Wszyscy ciepło przyjęli decyzję o moim dołączeniu do trupy. Są mili, życzliwi i nie narzucają się zbytnio. Zdają się rozumieć, że potrzebuję trochę czasu, by się z tym wszystkim oswoić, szczególnie, że Satya i nasza maledictus dbają, by mnie nie zamęczyli. Wybacz, ale ciężko mi zapamiętać jej imię. Napiszę ci je przy najbliższej okazji.
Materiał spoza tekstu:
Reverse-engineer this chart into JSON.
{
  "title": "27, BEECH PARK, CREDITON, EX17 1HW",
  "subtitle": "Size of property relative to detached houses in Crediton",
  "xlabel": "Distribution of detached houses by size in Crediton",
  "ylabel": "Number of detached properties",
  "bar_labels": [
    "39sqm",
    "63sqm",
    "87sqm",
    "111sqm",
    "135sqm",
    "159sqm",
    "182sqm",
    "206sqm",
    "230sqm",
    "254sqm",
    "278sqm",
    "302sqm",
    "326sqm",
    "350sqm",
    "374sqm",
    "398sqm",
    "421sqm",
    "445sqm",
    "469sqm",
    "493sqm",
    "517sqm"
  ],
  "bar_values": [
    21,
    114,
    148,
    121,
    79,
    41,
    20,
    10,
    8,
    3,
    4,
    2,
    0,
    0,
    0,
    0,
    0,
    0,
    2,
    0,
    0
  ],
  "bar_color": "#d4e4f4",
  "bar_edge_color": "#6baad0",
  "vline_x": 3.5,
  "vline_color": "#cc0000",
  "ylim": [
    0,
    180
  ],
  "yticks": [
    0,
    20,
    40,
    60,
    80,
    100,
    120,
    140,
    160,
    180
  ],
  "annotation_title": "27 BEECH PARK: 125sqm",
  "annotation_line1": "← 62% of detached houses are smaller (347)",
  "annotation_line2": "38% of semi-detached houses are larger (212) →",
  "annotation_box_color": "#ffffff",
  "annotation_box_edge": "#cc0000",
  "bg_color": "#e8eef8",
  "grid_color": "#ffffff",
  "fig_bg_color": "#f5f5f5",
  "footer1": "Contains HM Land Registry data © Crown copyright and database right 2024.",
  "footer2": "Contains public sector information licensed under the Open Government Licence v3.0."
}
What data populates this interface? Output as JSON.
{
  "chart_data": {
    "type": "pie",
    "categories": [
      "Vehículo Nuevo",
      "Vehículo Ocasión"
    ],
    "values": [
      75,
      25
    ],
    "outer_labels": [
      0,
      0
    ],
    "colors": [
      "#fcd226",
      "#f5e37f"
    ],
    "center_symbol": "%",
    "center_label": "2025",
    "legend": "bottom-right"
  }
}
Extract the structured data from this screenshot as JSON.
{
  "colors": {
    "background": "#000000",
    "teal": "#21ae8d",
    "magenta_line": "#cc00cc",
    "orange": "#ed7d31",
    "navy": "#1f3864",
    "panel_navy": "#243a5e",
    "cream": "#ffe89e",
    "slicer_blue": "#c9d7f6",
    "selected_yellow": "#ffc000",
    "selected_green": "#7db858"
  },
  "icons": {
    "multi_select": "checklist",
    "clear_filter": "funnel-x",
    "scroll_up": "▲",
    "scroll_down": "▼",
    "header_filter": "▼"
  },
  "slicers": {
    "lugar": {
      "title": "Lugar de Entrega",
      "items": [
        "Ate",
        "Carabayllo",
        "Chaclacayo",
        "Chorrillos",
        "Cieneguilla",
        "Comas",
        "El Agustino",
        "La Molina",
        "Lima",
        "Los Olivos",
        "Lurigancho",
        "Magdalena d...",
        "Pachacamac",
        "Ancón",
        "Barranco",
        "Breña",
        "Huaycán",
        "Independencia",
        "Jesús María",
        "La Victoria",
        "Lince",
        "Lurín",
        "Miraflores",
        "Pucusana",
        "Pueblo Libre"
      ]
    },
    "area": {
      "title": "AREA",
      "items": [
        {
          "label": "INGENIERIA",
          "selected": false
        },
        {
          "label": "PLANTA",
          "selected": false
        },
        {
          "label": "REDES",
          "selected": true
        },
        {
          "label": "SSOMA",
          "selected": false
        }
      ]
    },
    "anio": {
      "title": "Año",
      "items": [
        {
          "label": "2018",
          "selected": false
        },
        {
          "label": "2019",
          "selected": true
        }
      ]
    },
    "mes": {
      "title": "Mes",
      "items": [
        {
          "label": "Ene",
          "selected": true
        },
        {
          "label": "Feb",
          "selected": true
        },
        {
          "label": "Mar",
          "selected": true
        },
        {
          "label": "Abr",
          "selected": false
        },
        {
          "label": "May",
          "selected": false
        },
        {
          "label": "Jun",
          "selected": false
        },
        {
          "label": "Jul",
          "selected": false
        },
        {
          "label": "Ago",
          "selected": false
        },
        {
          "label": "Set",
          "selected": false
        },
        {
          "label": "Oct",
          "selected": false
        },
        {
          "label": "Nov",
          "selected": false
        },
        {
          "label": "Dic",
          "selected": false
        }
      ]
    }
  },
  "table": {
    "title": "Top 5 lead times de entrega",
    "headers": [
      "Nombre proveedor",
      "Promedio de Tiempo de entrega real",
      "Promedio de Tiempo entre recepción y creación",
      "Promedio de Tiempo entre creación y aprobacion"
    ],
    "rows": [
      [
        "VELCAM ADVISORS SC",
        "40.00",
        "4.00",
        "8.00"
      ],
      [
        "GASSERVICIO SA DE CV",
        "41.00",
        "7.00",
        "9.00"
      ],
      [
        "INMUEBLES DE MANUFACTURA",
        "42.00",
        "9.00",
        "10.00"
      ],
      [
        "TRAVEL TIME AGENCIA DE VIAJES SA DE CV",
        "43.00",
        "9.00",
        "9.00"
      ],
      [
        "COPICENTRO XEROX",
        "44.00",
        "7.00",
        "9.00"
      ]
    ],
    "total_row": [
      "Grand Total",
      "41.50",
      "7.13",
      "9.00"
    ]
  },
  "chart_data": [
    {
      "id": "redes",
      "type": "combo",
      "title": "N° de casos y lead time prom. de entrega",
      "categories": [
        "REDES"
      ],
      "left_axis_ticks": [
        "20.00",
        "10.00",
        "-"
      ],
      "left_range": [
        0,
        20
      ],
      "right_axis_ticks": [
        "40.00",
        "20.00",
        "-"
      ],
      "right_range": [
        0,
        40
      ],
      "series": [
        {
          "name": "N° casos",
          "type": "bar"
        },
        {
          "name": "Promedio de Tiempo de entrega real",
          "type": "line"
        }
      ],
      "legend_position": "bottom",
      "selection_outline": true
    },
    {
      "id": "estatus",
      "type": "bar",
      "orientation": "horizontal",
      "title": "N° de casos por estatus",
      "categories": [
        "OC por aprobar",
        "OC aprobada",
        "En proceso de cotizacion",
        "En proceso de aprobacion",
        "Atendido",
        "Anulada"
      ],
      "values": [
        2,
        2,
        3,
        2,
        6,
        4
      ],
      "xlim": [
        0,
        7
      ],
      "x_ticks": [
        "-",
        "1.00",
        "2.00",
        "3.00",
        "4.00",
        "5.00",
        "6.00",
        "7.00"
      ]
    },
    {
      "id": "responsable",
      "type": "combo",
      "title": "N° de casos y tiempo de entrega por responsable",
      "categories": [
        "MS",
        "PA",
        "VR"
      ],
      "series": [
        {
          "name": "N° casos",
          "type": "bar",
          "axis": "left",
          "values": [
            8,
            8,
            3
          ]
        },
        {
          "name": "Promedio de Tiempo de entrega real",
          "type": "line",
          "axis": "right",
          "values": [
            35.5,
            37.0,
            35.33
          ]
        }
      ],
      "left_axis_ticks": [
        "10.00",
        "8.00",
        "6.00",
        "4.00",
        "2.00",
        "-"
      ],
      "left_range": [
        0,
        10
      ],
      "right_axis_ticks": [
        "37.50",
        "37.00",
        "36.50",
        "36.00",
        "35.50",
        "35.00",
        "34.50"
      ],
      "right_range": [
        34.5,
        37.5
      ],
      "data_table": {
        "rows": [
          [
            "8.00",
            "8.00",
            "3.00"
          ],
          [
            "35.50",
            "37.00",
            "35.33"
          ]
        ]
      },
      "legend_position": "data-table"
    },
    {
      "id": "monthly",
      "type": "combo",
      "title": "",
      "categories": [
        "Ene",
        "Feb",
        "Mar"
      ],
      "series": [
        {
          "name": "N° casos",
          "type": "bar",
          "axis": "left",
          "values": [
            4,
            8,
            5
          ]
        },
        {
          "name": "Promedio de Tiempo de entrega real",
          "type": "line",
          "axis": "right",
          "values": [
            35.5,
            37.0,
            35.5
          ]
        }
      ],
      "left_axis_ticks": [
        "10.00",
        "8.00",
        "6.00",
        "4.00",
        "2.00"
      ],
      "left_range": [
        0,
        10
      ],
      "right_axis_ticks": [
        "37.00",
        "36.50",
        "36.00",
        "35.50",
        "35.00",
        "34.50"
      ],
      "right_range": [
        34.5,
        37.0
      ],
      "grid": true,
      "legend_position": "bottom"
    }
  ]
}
Do Londynu dopłyniemy za sześć dni. Jestem podekscytowany perspektywą zobaczenia miasta, ale przyznaję, że także się go obawiam. Czuję strach na myśl, że przyjdzie mi stanąć przed tłumem ludzi i pokazać czym naprawdę jestem. Boję się ich reakcji.
Bardzo się boję.
Mam nadzieję, że niepotrzebnie.
Już za tobą tęsknię.
Credence
CZYTASZ
if only for a moment
FanficOpowieść o powolnym leczeniu zranionej duszy młodego mężczyzny, który przez całe swoje życie był zmuszony ukrywać kim naprawdę jest. Po wielu traumatycznych przeżyciach, po niezliczonych krzywdach i zawierzaniu niewłaściwym ludziom odnajduje w końcu...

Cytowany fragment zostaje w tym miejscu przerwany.